Giacomo Leopardi attraverso le parole della sua poetica: PIACERE

Giacomo Leopardi

Gli anni tra il 1815 e il 1816 sono cruciali per l’evoluzione della poetica leopardiana e per la formazione delle idee e delle convinzioni che stanno alla base della sua visione dell’esistenza umana.

Avviene la cosiddetta conversione “dall’erudizione al vero”: il poeta abbandona i minuziosi lavori filologici sui testi latini e greci e si appassiona alla lettura dei grandi autori classici, ma anche degli autori moderni, come Alfieri, Rousseau e Foscolo.

Gli si apre un mondo di interessi nuovi e sente il bisogno di ampliare le proprie conoscenze attraverso la frequentazione di ambienti diversi rispetto alla chiusa atmosfera di Recanati.

L’amicizia con Pietro Giordani, conosciuto nel 1818, aumenta il suo desiderio di rendersi noto presso gli ambienti letterari fiorentini e di sottrarsi al rigido ambiente della casa di famiglia.

Nel 1819 progetta la fuga che, tuttavia, viene sventata dal padre.

Il poeta si ritrova deluso e amareggiato e il suo stato d’animo contribuisce alla conclusione della sua formazione ideologica nella direzione di una visione pessimistica dell’esistenza.

Nella filosofia leopardiana e nella sua visione della vita, cruciale è la teoria del piacere: l’uomo è continuamente alla ricerca del piacere, ossia della felicità.

Questa ricerca tuttavia è inutile in quanto l’uomo è destinato a non trovare mai appagamento al proprio desiderio.

La causa di ciò risiede nel fatto che egli aspira ad un piacere infinitonel numero, eterno nella durata e immenso nella vastità.
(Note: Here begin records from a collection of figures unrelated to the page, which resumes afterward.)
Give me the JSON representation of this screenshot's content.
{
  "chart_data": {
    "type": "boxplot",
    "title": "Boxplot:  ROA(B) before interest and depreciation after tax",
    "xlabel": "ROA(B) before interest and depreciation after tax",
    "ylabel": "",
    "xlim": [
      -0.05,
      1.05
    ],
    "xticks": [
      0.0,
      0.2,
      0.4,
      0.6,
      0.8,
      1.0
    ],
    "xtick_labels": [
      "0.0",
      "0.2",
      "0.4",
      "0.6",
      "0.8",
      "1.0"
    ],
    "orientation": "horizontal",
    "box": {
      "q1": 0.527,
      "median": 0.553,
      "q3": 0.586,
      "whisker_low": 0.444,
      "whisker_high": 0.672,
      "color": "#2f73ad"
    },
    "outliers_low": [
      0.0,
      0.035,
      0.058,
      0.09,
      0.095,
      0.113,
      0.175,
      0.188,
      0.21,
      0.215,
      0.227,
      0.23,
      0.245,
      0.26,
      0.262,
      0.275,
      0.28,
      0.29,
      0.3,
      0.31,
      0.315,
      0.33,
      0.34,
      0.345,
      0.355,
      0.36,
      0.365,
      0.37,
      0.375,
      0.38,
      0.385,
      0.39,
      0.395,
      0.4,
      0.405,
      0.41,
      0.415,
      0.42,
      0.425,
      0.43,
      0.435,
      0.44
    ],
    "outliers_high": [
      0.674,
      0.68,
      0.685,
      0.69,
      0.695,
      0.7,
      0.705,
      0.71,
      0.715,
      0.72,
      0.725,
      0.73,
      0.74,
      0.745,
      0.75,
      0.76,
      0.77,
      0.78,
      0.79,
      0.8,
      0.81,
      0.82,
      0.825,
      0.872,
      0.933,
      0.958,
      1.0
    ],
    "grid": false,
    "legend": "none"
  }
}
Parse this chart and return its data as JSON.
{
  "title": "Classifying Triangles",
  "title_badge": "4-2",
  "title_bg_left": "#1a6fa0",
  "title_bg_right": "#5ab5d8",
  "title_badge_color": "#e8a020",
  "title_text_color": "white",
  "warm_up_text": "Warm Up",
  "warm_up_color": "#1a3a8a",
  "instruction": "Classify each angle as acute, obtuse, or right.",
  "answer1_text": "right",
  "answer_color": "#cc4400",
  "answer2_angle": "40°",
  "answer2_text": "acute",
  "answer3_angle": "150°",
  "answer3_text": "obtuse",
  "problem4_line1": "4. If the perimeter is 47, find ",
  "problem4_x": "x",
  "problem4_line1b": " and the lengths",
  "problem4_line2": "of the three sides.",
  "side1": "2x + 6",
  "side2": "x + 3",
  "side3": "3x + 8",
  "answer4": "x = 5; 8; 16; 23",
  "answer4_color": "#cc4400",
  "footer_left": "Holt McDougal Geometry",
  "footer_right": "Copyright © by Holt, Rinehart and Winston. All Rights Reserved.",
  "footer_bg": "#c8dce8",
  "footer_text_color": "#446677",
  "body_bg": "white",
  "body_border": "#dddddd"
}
Ma come è possibile – si chiede il poeta – aspirare ad un piacere infinito, eterno e immenso in una realtà finita, passeggera e limitata come quella in cui siamo immersi?

La risposta è irrimediabilmente negativa: non è possibile che nella realtà l’uomo possa trovare la felicità, che pertanto rimane solo nella sua immaginazione.

Sulla base di tale considerazione, Leopardi conclude che l’unica possibilità di felicità risiede nelle illusioni, quelle care illusioni che la natura propone all’uomo nell’età della giovinezza – quando egli immagina una vita felice – ma che frantuma irrimediabilmente non appena si affaccia l’età adulta.

È quell’arido vero che la natura – diventata madre matrigna – rivela per rendere l’uomo consapevole del proprio destino di infelicità.

La felicità risiede nell’ignoranza, nell’immaginazione, tanto che si può affermare che l’uomo primitivo e l’uomo antico erano felici perché ignoravano il vero e interpretavano la vita e la realtà attraverso il confortante ricorso al mito.

Con il passare dei secoli l’uomo, attraverso il dominio della ragione, ha scoperto il vero e si è reso conto che vive per essere felice, ma che la felicità non può mai essere raggiunta.